Investment fundamentals have taken a back seat to factor rotation, and this has created attractive bottom-up opportunities where share prices for select companies with solid growth prospects have been unfairly punished.
January saw the sharpest monthly outperformance of value to growth in over 10 years, with this volatility only continuing throughout February as the Russia-Ukraine crisis weighed heavily on investor sentiment.
The situation remains tense and Russia’s risk premium remains elevated with the likelihood of further sanctions. In the short-term, the market may see a continued risk-off environment, a temporary setback in European consumer confidence and growth, a further rise in energy and select commodity prices, and a more cautious stance from the European Central Bank and Bank of England.
In the medium to long-term, the market could see a return to previous trends of rebounding economic growth post-Omicron, faster diversification away from Russian oil and gas, more spending on renewables and nuclear power, more military spending and a progressive weakening of the Russian economy.
However, as with all global market shocks, there are multiple moving pieces, and the ramifications of these scenarios are anything but certain.
From a pure earnings growth perspective, 2022 strongly supports the global small cap market. Economic recovery, cost reductions achieved during the market downturn, and significant potential for merger and acquisitions activity will likely deliver tailwinds for the sector.
Small cap stocks are projected to deliver faster earnings growth in 2022 – relative to their large cap peers – and the asset class continues to provide many attractive stock selection opportunities.
While consensus earnings-per-share growth numbers may come down and the market sees a challenging earnings environment early in 2022, there remains an attractive backdrop for small cap earnings growth in the second half of the year.
Perhaps counter-intuitively, lingering volatility will continue to create stock-picking opportunities for small cap investors. Given the high level of uncertainty in the market, maintaining a diversified portfolio of companies that represent compelling process fits, businesses with accelerating and sustainable earnings growth, is critical.
It is wise to take a measured approach to both risks and opportunities at the stock and portfolio level. Maintaining a balance between reopening and secular growth trends will also be key.

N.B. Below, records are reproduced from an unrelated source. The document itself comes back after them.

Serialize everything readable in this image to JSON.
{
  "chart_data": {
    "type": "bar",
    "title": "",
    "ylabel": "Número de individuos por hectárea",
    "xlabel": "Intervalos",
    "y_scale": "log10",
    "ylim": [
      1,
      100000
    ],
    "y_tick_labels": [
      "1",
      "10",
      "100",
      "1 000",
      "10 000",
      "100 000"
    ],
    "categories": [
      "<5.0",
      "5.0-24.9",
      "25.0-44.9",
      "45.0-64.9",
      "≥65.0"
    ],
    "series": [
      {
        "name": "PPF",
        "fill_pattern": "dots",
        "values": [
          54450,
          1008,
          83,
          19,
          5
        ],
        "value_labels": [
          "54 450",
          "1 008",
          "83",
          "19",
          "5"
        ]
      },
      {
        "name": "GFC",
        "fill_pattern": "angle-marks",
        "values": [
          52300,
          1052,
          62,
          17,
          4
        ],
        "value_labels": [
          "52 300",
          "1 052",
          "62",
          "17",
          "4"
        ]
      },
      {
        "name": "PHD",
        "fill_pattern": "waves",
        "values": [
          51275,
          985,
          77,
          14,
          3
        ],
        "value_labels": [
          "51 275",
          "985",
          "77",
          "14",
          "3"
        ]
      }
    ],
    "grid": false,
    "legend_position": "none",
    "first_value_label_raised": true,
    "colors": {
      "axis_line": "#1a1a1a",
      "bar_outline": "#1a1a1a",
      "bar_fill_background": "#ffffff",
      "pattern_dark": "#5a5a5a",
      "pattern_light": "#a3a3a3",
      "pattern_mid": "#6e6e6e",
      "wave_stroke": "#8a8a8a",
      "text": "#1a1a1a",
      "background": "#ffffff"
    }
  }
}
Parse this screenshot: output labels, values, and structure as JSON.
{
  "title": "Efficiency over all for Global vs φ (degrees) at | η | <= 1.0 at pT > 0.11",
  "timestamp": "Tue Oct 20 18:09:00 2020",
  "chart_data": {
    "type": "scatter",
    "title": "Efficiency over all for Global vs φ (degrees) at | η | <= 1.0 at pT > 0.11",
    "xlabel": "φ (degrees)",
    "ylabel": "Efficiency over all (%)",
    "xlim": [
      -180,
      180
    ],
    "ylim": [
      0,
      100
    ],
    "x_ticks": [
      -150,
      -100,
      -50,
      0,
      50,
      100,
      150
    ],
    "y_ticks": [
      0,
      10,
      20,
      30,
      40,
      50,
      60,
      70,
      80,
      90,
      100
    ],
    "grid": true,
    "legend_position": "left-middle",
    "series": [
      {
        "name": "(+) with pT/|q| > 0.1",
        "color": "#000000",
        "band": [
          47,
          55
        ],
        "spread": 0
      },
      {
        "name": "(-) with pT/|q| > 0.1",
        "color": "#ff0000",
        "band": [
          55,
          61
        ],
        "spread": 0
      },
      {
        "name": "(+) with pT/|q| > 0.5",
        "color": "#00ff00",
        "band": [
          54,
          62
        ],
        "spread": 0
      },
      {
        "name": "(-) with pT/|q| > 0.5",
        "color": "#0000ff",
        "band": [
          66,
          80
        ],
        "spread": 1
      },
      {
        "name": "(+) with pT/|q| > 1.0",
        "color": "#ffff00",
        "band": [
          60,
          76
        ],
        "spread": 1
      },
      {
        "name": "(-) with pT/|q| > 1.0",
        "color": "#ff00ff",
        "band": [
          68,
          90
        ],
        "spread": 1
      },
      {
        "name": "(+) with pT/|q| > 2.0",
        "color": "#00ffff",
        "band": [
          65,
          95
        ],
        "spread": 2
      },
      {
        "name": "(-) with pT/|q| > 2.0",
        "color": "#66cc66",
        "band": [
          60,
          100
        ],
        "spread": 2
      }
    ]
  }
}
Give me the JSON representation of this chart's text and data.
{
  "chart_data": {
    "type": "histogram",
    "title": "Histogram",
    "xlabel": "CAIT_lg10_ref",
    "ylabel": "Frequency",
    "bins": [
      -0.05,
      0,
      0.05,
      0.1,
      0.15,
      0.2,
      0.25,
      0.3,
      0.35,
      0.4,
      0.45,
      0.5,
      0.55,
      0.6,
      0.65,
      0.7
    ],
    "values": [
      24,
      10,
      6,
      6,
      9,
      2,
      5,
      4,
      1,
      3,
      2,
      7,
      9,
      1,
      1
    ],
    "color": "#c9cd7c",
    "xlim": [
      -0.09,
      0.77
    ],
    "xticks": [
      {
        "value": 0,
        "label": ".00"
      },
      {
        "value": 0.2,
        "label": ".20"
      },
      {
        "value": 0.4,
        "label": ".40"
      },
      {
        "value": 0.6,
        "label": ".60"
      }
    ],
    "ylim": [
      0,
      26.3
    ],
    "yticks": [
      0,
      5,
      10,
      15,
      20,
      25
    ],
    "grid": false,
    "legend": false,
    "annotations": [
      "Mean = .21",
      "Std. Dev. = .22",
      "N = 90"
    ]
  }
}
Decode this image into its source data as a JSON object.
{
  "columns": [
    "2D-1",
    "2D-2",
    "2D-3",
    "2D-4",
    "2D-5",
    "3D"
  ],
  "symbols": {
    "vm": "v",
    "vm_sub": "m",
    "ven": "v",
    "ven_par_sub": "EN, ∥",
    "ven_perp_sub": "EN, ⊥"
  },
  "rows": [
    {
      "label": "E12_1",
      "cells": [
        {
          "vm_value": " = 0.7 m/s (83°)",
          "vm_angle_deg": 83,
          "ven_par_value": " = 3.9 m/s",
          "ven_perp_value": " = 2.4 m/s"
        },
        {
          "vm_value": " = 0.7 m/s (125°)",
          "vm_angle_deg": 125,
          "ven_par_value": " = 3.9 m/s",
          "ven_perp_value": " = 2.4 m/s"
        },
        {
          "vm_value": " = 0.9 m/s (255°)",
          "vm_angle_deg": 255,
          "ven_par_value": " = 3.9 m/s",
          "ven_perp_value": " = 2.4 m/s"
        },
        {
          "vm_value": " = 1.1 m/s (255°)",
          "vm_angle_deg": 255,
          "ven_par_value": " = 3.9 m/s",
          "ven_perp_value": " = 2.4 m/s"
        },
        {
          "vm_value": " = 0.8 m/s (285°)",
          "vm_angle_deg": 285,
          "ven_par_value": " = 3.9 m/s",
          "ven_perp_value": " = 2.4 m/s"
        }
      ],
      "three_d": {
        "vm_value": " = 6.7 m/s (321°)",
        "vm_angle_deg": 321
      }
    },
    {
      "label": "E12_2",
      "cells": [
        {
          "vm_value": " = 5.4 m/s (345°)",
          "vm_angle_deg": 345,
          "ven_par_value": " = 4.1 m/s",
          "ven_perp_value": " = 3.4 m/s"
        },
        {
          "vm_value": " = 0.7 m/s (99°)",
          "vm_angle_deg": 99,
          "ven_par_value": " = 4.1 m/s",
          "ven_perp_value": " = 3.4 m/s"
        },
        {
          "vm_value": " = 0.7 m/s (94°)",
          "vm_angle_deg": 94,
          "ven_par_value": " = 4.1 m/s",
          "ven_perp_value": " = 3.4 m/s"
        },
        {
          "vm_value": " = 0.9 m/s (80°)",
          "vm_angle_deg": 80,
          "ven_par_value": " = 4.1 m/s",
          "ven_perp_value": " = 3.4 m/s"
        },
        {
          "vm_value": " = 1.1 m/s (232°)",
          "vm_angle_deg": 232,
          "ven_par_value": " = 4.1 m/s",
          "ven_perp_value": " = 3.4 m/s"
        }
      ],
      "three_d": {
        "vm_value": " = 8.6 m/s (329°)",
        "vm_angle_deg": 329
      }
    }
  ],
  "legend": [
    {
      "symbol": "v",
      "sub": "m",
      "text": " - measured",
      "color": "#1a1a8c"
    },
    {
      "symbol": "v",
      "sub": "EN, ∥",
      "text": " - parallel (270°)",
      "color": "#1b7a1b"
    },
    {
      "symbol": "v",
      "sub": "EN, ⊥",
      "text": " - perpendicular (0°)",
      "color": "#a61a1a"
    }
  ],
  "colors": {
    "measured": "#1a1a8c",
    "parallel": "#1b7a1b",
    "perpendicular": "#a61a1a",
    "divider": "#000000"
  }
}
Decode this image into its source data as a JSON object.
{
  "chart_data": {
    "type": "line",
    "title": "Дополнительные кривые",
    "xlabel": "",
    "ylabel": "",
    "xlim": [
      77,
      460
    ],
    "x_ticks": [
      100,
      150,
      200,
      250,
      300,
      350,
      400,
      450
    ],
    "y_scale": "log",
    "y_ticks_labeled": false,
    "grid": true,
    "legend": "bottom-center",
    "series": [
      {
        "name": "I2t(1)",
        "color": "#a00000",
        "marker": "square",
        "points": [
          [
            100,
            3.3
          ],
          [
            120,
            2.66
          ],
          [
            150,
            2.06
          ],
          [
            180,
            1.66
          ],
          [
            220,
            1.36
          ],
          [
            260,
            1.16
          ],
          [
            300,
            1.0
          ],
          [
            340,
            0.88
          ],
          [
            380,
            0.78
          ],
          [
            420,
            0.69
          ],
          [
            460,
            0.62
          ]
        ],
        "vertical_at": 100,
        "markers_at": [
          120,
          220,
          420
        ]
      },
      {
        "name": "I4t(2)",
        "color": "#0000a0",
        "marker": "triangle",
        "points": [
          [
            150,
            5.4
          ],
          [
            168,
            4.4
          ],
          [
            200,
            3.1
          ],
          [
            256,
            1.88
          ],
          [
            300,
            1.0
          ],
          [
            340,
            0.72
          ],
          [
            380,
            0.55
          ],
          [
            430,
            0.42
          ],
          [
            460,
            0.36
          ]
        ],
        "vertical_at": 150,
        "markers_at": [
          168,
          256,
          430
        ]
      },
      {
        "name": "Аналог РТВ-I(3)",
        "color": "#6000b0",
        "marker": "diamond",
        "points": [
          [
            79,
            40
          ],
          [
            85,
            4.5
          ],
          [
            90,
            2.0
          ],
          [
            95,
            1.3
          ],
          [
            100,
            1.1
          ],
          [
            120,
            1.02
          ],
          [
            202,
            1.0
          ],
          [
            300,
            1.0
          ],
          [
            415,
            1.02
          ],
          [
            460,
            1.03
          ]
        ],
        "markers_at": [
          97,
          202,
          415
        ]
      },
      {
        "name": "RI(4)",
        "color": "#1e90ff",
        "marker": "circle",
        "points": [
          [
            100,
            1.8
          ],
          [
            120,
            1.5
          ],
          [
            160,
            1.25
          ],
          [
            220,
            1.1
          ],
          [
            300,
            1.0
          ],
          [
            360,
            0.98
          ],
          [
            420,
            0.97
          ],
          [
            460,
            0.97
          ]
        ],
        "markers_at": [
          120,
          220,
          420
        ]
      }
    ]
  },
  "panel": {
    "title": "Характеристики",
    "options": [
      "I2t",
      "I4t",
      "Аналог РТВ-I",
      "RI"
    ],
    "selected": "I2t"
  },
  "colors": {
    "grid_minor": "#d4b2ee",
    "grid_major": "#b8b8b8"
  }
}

Other thematics driving the performance of global small caps for the remainder of the year may include:
- Consumers’ preferences shifting to face-to-face experiences: As the global economy recovers, stay-at-home trends are fading in favour of a return to more normalised, in-person interaction. This benefits many bricks-and-mortar businesses and experiential companies, including travel and leisure. The wildcard in this equation is the ultimate impact of Omicron and any subsequent variants. A return to lockdowns could delay the return to normality for consumers.
- Information technology spending remains robust: In addition to ongoing secular trends, companies are increasingly realising the importance of a hybrid business model. Investment in online commerce, security, employee identification and payment processing are helping IT investment surpass that of physical plant and equipment.
- Inflationary pressures may persist: Recruitment companies may continue to benefit from tight labour conditions and wage inflation. Distribution companies who can pass on price increases may also offer inflation protection. Inflation can also be a positive driver of earnings growth for companies with pricing power like residential and commercial warehousing property REITS, such as Tricon Residential REIT in Canada and Tritax Big Box REIT in the UK.
- Easing supply chain bottlenecks in 2022 may create opportunities: Select small cap companies that were negatively impacted by supply chain pressures in 2021 may see renewed opportunities after a sustained period of supply pressures. However, the current situation in Ukraine may delay those improvements.
- While Russia does not represent a large portion of the small cap universe, it is important to understand how the crisis may impact companies more broadly. This include companies that may be affected by high and rising energy and select commodity prices, sanctions, and/or elevated risk premiums. We have been reducing exposure to high multiple, low free-cash flow, long duration names. We are also reviewing our exposure to European companies that may be impacted directly by the current situation and have become more positive towards several commodities including fertilisers and nickel because Russian sanctions are likely to disrupt supplies in the near term and lead to a strong pricing backdrop.
It has been a remarkable couple of years for global share markets, and uncertainty is likely to remain in the short to medium term, at least. But for global small cap investors, such volatility has the capacity to create opportunities that would otherwise not exist.
Jim Shore, client portfolio manager at American Century Investments.